Mailing List Archives
Authenticated access
|
|
|
[Date Prev][Date Next][Thread Prev][Thread Next][Date Index][Thread Index]
Re: [HTCondor-users] RuntimeError: Failed to receive remote ad.
- Date: Fri, 06 Apr 2018 14:51:11 -0400
- From: Larry Martell <larry.martell@xxxxxxxxx>
- Subject: Re: [HTCondor-users] RuntimeError: Failed to receive remote ad.
On Mon, Mar 26, 2018 at 4:29 PM, Todd Tannenbaum <tannenba@xxxxxxxxxxx> wrote:
> On 3/23/2018 2:41 PM, Larry Martell wrote:
>>
>> I have a python script that makes this call:
>>
>> schedd.xquery(requirements="ClusterId == %d" % id)
>>
>> Sometimes it throws an exception 'RuntimeError: Failed to receive remote
>> ad.'
>>
>
> Hi Larry,
Sorry for the lack of reply, but I am no longer working for the
company I was using condor with.
> About how often is "sometimes"... 50% of the time? 10% of the time? 1 in
> 5000000 ?
Very very infrequently.

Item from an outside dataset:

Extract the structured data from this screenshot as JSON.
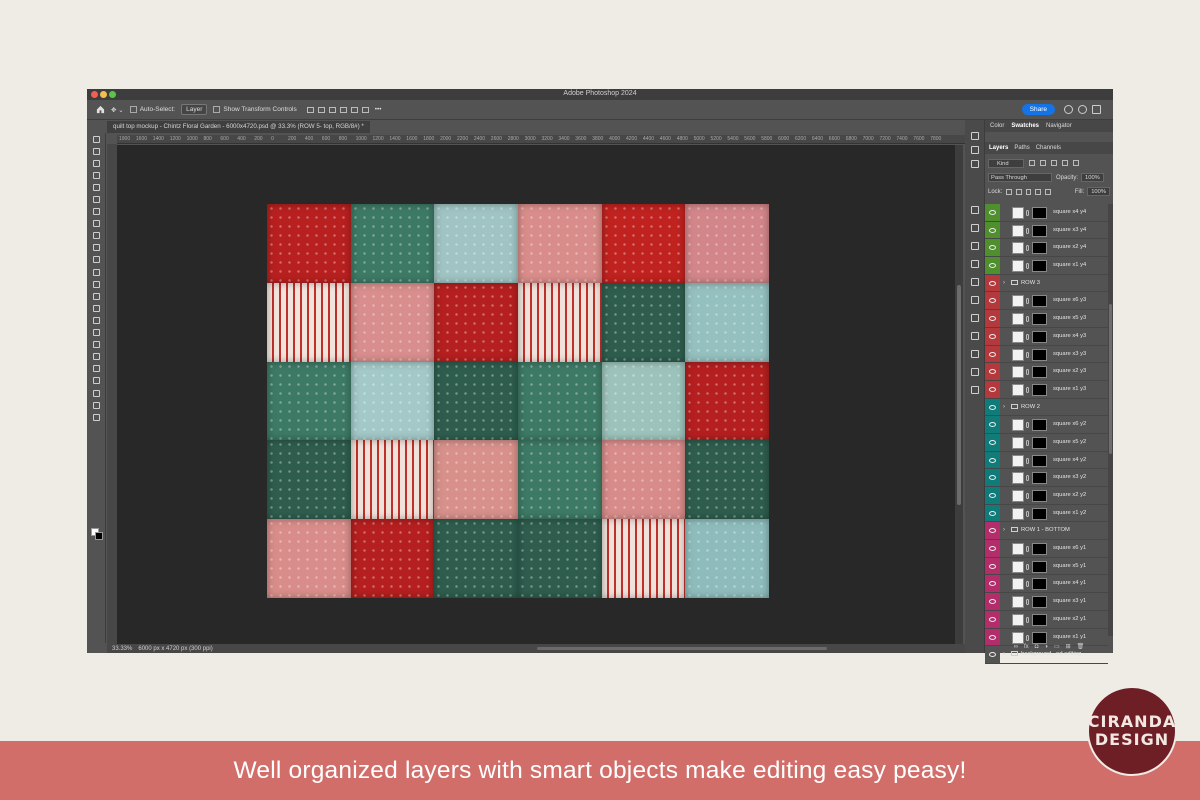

We were submitting around 4,000 jobs a day,
and this would happen maybe once every 10 days. But when it happened
it was always with the same job.
> How many queries / transactions per minute are you trying to do? For
> instance, if you submit 2,000 jobs and then subsequently do 2,000 xquery()
> calls every 10 seconds, that could be a problem.... better to submit the
> jobs and then do ONE query that fetches all 2,000 jobs every minute or
> so.... (i.e. batch your queries)
Yeah, I am doing something like that. This would be a good improvement.
> Maybe try Schedd.query() instead of xquery()? I ask because in the most
> recent versions of HTCondor, the Schedd.query() method gives more
> information about failures then Schedd.xquery(), and also query()'s
> implementation is less complex and thus less likely to have an intermittent
> failure. The only disadvantage to query() over xquery() is your python
> program may need to use more RAM as all your results are buffered in memory
> instead of streamed (probably only an issue if you are fetching many
> attributes from many thousands of jobs...).
I will keep this in mind for future work.
> Finally, what version of HTCondor are you using? (always good to include
> this)
>
> p.s. it is always a good practice to add a "projection" argument to every
> call to query() or xquery() unless you truly need all 80+ attributes about
> every job.